There are techniques for dealing with obstacles.  I'm not quite ready to tell you all of those right now.  Right now I'll just say there are ways to deal with them the obstacles that you find on dry beaches that will give you access to areas where heavily hunted beaches are seldom or ever hunted.

Here are a couple of photos of another very nice find by William M.

Way to go William!

There is a lot of talk about target ID detectors.  What can they really tell you?  What most of them can tell you, I don't really care much about.   I don't care if the thing tells me the signal is from a penny, nickel, dime or quarter.  That just doesn't matter much to me.

If you are going to target clad coins, or other common targets, that might be of interest to you, but that is not what I am most concerned about.

Target ID might be useful if it told me the target was a Rolex watch, a silver cob, cannon ball, gold monstrance, or Civil War button.  Then I might be interested.  Fact is I'm going to find out anyway unless I'm really tired or out of time.  And I'm not going to stand there and swing back and forth over a target trying to get a steady reading to figure it out.  The type of items mentioned above aren't going to be correctly identified in any case and I can pretty much tell what I'm detecting from the audio signal for a lot of the more common items.  What I prefer to do is use my brain to interpret the signal, and in the vast majority of cases, dig it no matter what it is. 

I added a new poll to the blog to see what people have been finding during this slow beginning to 2014.

Unfortunately there is some data that I can not gather by using a Google blog poll.   I'd like to hear what your least favorite detector of all time is, and what gave you a bad impression of that detector, and also what your favorite detector has been up until now and what you liked about it.

I know that some of the detectors that I have owned (two in particular) did not get a fair chance.  My first detector was ordered out of a Sears Roebuck catalog.  It got me started, but after a short while I sent it back.  That was back in the day when I was counting coin finds.  You have to go through the steps and stages of learning, and that is one of the common ones.   My problem with that detector, whatever it was, I don't recall now, could have been and probably was my own fault.

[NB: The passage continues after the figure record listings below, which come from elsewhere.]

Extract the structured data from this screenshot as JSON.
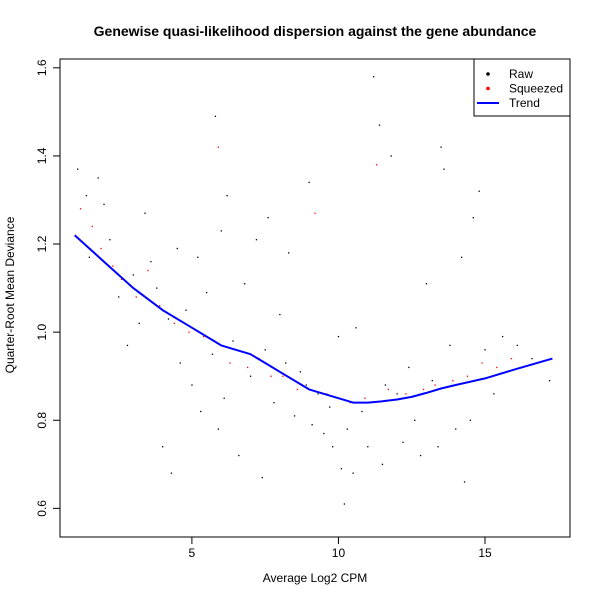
{
  "chart_data": {
    "type": "scatter",
    "title": "Genewise quasi-likelihood dispersion against the gene abundance",
    "xlabel": "Average Log2 CPM",
    "ylabel": "Quarter-Root Mean Deviance",
    "xlim": [
      0.5,
      17.9
    ],
    "ylim": [
      0.535,
      1.62
    ],
    "xticks": [
      5,
      10,
      15
    ],
    "yticks": [
      0.6,
      0.8,
      1.0,
      1.2,
      1.4,
      1.6
    ],
    "ytick_labels": [
      "0.6",
      "0.8",
      "1.0",
      "1.2",
      "1.4",
      "1.6"
    ],
    "grid": false,
    "legend_position": "top-right",
    "legend": [
      {
        "label": "Raw",
        "color": "#000000",
        "symbol": "point"
      },
      {
        "label": "Squeezed",
        "color": "#ff0000",
        "symbol": "point"
      },
      {
        "label": "Trend",
        "color": "#0000ff",
        "symbol": "line"
      }
    ],
    "series": [
      {
        "name": "Raw",
        "color": "#000000",
        "points": [
          [
            1.1,
            1.37
          ],
          [
            1.4,
            1.31
          ],
          [
            1.5,
            1.17
          ],
          [
            1.8,
            1.35
          ],
          [
            2.0,
            1.29
          ],
          [
            2.2,
            1.21
          ],
          [
            2.5,
            1.08
          ],
          [
            2.8,
            0.97
          ],
          [
            3.0,
            1.13
          ],
          [
            3.2,
            1.02
          ],
          [
            3.4,
            1.27
          ],
          [
            3.6,
            1.16
          ],
          [
            3.8,
            1.1
          ],
          [
            4.0,
            0.74
          ],
          [
            4.2,
            1.03
          ],
          [
            4.3,
            0.68
          ],
          [
            4.5,
            1.19
          ],
          [
            4.6,
            0.93
          ],
          [
            4.8,
            1.05
          ],
          [
            5.0,
            0.88
          ],
          [
            5.2,
            1.17
          ],
          [
            5.3,
            0.82
          ],
          [
            5.5,
            1.09
          ],
          [
            5.7,
            0.95
          ],
          [
            5.8,
            1.49
          ],
          [
            5.9,
            0.78
          ],
          [
            6.0,
            1.23
          ],
          [
            6.1,
            0.85
          ],
          [
            6.2,
            1.31
          ],
          [
            6.4,
            0.98
          ],
          [
            6.6,
            0.72
          ],
          [
            6.8,
            1.11
          ],
          [
            7.0,
            0.9
          ],
          [
            7.2,
            1.21
          ],
          [
            7.4,
            0.67
          ],
          [
            7.5,
            0.96
          ],
          [
            7.6,
            1.26
          ],
          [
            7.8,
            0.84
          ],
          [
            8.0,
            1.04
          ],
          [
            8.2,
            0.93
          ],
          [
            8.3,
            1.18
          ],
          [
            8.5,
            0.81
          ],
          [
            8.7,
            0.91
          ],
          [
            8.9,
            0.88
          ],
          [
            9.0,
            1.34
          ],
          [
            9.1,
            0.79
          ],
          [
            9.3,
            0.86
          ],
          [
            9.5,
            0.77
          ],
          [
            9.7,
            0.83
          ],
          [
            9.8,
            0.74
          ],
          [
            10.0,
            0.99
          ],
          [
            10.1,
            0.69
          ],
          [
            10.2,
            0.61
          ],
          [
            10.3,
            0.78
          ],
          [
            10.5,
            0.68
          ],
          [
            10.6,
            1.01
          ],
          [
            10.8,
            0.82
          ],
          [
            11.0,
            0.74
          ],
          [
            11.2,
            1.58
          ],
          [
            11.4,
            1.47
          ],
          [
            11.5,
            0.7
          ],
          [
            11.6,
            0.88
          ],
          [
            11.8,
            1.4
          ],
          [
            12.0,
            0.86
          ],
          [
            12.2,
            0.75
          ],
          [
            12.4,
            0.92
          ],
          [
            12.6,
            0.8
          ],
          [
            12.8,
            0.72
          ],
          [
            13.0,
            1.11
          ],
          [
            13.2,
            0.89
          ],
          [
            13.4,
            0.74
          ],
          [
            13.5,
            1.42
          ],
          [
            13.6,
            1.37
          ],
          [
            13.8,
            0.97
          ],
          [
            14.0,
            0.78
          ],
          [
            14.2,
            1.17
          ],
          [
            14.3,
            0.66
          ],
          [
            14.5,
            0.8
          ],
          [
            14.6,
            1.26
          ],
          [
            14.8,
            1.32
          ],
          [
            15.0,
            0.96
          ],
          [
            15.3,
            0.86
          ],
          [
            15.6,
            0.99
          ],
          [
            16.1,
            0.97
          ],
          [
            16.6,
            0.94
          ],
          [
            17.2,
            0.89
          ]
        ]
      },
      {
        "name": "Squeezed",
        "color": "#ff0000",
        "points": [
          [
            1.2,
            1.28
          ],
          [
            1.6,
            1.24
          ],
          [
            1.9,
            1.19
          ],
          [
            2.3,
            1.15
          ],
          [
            2.6,
            1.12
          ],
          [
            3.1,
            1.08
          ],
          [
            3.5,
            1.14
          ],
          [
            3.9,
            1.06
          ],
          [
            4.4,
            1.02
          ],
          [
            4.9,
            1.0
          ],
          [
            5.4,
            0.99
          ],
          [
            5.9,
            1.42
          ],
          [
            6.3,
            0.93
          ],
          [
            6.9,
            0.92
          ],
          [
            7.3,
            0.94
          ],
          [
            7.7,
            0.9
          ],
          [
            8.1,
            0.9
          ],
          [
            8.6,
            0.87
          ],
          [
            9.2,
            1.27
          ],
          [
            9.6,
            0.86
          ],
          [
            10.4,
            0.84
          ],
          [
            10.9,
            0.85
          ],
          [
            11.3,
            1.38
          ],
          [
            11.7,
            0.87
          ],
          [
            12.3,
            0.86
          ],
          [
            12.9,
            0.87
          ],
          [
            13.3,
            0.88
          ],
          [
            13.9,
            0.89
          ],
          [
            14.4,
            0.9
          ],
          [
            14.9,
            0.93
          ],
          [
            15.4,
            0.92
          ],
          [
            15.9,
            0.94
          ]
        ]
      },
      {
        "name": "Trend",
        "color": "#0000ff",
        "points": [
          [
            1.0,
            1.22
          ],
          [
            2.0,
            1.16
          ],
          [
            3.0,
            1.1
          ],
          [
            4.0,
            1.05
          ],
          [
            5.0,
            1.01
          ],
          [
            6.0,
            0.97
          ],
          [
            7.0,
            0.95
          ],
          [
            7.5,
            0.93
          ],
          [
            8.0,
            0.91
          ],
          [
            9.0,
            0.87
          ],
          [
            10.0,
            0.85
          ],
          [
            10.5,
            0.84
          ],
          [
            11.0,
            0.84
          ],
          [
            11.5,
            0.843
          ],
          [
            12.0,
            0.847
          ],
          [
            12.5,
            0.853
          ],
          [
            13.0,
            0.862
          ],
          [
            13.5,
            0.872
          ],
          [
            14.0,
            0.88
          ],
          [
            15.0,
            0.895
          ],
          [
            16.0,
            0.915
          ],
          [
            17.3,
            0.94
          ]
        ]
      }
    ]
  }
}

One detector that I never liked was a Garrett PI.  I had a few detectors before that one, but I sold it before long.  The detectors that I had before that one were different from that one, and I didn't really understand the PI at first.  If I had that detector today, I probably would not have any problem with it.  It would probably find a place in my arsenal and be used for special situations.

One thing I didn't like about the PI at the time was how hot it was to things like bobby pins.  I was accustomed to a detector that would null over iron, and I was digging a lot of modern gold back then.  Another thing I didn't like about it was what seemed to me like a very erratic threshold tone.  I was accustomed to a very steady threshold tone from my other detectors at the time.  If I had the same PI detector today the threshold tone would not be much of a problem for me.  I now am very familiar with detectors like that and know what to expect from them.

There are many situations when I do prefer to have ferrous/non-ferrous discrimination today.  I still dig a lot of the iron, but in some situations not, depending upon a variety of factors.

When you get a new detector, your previous experience will determine to a large extent what your first impressions are towards your new detector.  If you are accustomed to a rock solid threshold tone, for example, you might not like a detector that has a more erratic threshold tone.  It might take a while to become accustomed to the features and operating characteristics of the new detector.  In time you might find out that you like the new detector even better than the old detector even if you didn't like it at first.  You might want to give it a chance.

On the Treasure Coast we still have that same old South/Southeast wind and poor detecting conditions.   Too much sand.   Tuesday or Wednesday at least we'll get a little more surf.